De acordo com informações do blog do desembargador Ivan Sartori, membros do colegiado se mostraram preocupados com a atuação da facção criminosa e com seus desdobramentos.
A acusação
As acusações contra as duas juízas nasceram de representação enviada à Corregedoria Geral da Justiça – órgão fiscalizador da conduta dos juízes paulistas – pelo empresário Douglas Martins do Prado, no final do ano passado. Ele diz ser vítima de golpe na compra de um imóvel de R$ 600 mil.
O empresário adquiriu a casa, num condomínio fechado de Mauá, no final de 2005. Ele afirma que a pessoa de quem comprou a casa teria ligações com uma rede de 22 postos de gasolina. Investigações do Ministério Público apontam que a rede seria usada por pessoas ligadas ao PCC para lavar dinheiro do tráfico de drogas.
Ele pagou pelo imóvel parte em bens e outra com depósitos nas contas bancárias indicadas pelo vendedor. Gildásio Siqueira Santos, que vendeu o imóvel ao empresário, alegou não ter recebido todo o dinheiro. Por isso, reclamou o imóvel de volta e o caso de disputa de posse foi parar na Justiça. É nesse momento que ocorreu a acusação contra as magistradas.
A juíza da 1ª Vara de Mauá deu ao vendedor o direito da retomada da posse do imóvel. A justificativa seria a de que as contas que receberam os depósitos estavam em nome de terceiros. Mais tarde, ela e outra magistrada foram acusadas pelo empresário de favorecer suspeitos de ligação com o PCC.
As denúncias do empresário ajudaram o Ministério Público Estadual e a Polícia Civil a desbaratar um esquema do PCC que rendia até R$ 500 mil por mês. Em maio, o MPE denunciou à Justiça 18 pessoas ligadas à possível lavagem de dinheiro feita a partir da venda de gasolina adulterada nos postos que estavam, na sua maioria, em nome de laranjas.
Gildásio Siqueira Santos foi um dos denunciados. O processo está na 4ª Vara Criminal de Santo André (no ABC paulista). Os promotores também pediram à Justiça a venda dos postos usados no esquema e que o saldo fosse revertido para a Agência Nacional do Petróleo.
Outro dos 18 denunciados é Wilson Roberto Cuba, o Rabugento, atualmente preso na Penitenciária 2 de Presidente Venceslau (620 km da capital paulista). Lá, segundo a Polícia, ele articula a captação de dinheiro com outros criminosos apontados como chefes do PCC para investir nos postos de gasolina.

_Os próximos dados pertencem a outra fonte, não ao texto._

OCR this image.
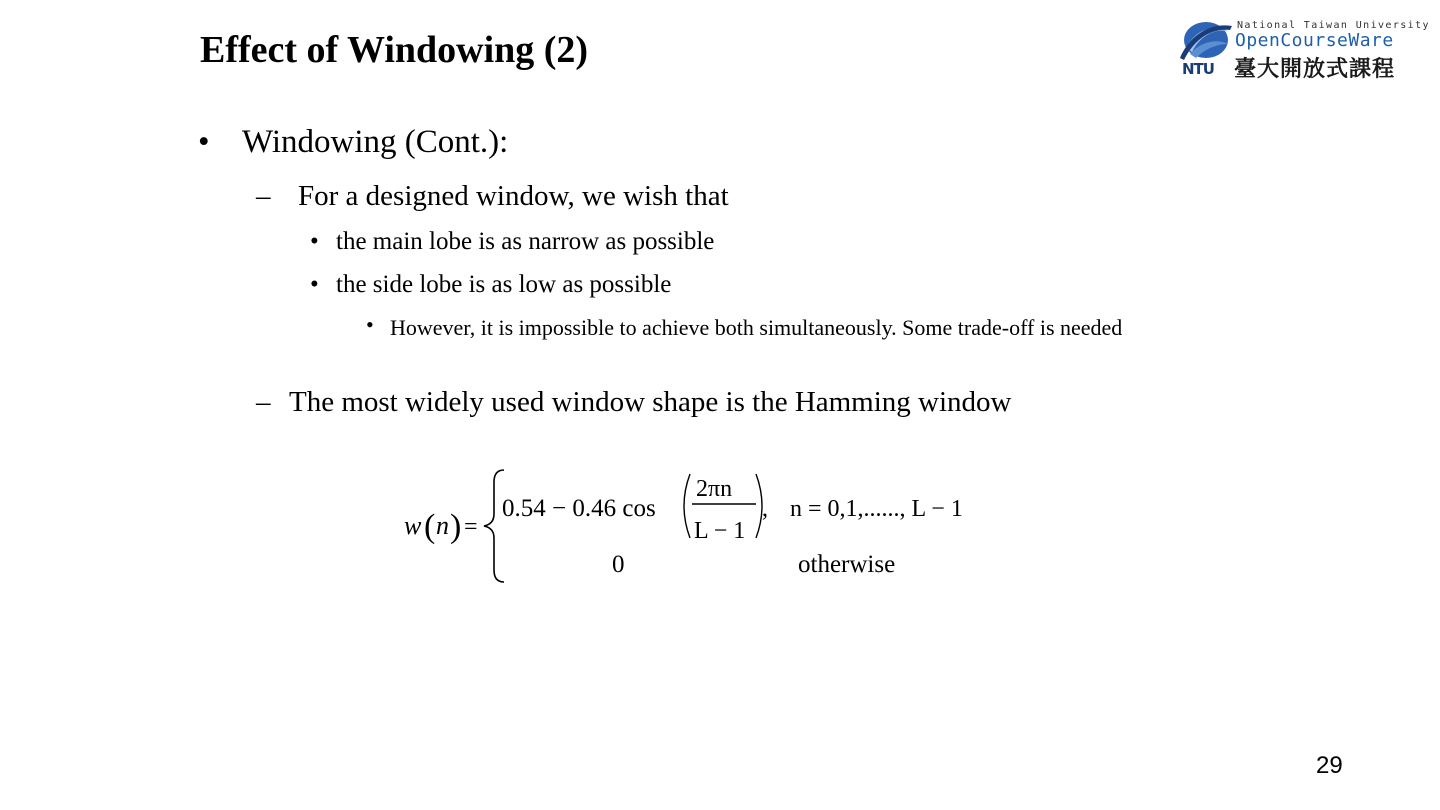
Effect of Windowing (2)	NTU
National Taiwan University
OpenCourseWare
臺大開放式課程
• Windowing (Cont.):
– For a designed window, we wish that
• the main lobe is as narrow as possible
• the side lobe is as low as possible
• However, it is impossible to achieve both simultaneously. Some trade-off is needed
– The most widely used window shape is the Hamming window
w ( n ) =
0.54 − 0.46 cos
2πn
L − 1
, n = 0,1,......, L − 1
0	otherwise
29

Durante as investigações sobre a conduta de Gildásio Siqueira Santos, a Polícia de Santo André grampeou o telefone de diversas pessoas que mantinham relação pessoal e comercial com ele. Uma delas foi Sidnei Garcia, vice-presidente da Associação Comercial e Empresarial de Mauá e amigo da juíza da 2ª Vara de Mauá. Sidnei e Gildásio são suspeitos de envolvimento no esquema de lavagem de dinheiro do PCC no ABC.
Sidnei foi flagrado em conversas íntimas com a juíza. Em várias delas, trata ela como "my love" e recebe de volta um “oi amore”. Essa parte da gravação foi exibida, no domingo (17/6), no programa Fantástico, da Rede Globo. Outros quatro trechos da gravação não entraram no domínio público. Na gravação exibida pela Globo, a juíza, em tom de intimidade, chama Sidnei Garcia de "palhaço" e “trouxa”.
Ainda de acordo com a denúncia do empresário, a juíza da 2ª Vara de Mauá teria concedido, num plantão em Santo André, liberdade a um homem preso em flagrante por porte ilegal de arma e que seria segurança de Sidnei Garcia em uma loja de carros. Foi nessa mesma loja, que estaria em nome de laranjas, que 22 veículos foram apreendidos em 2006.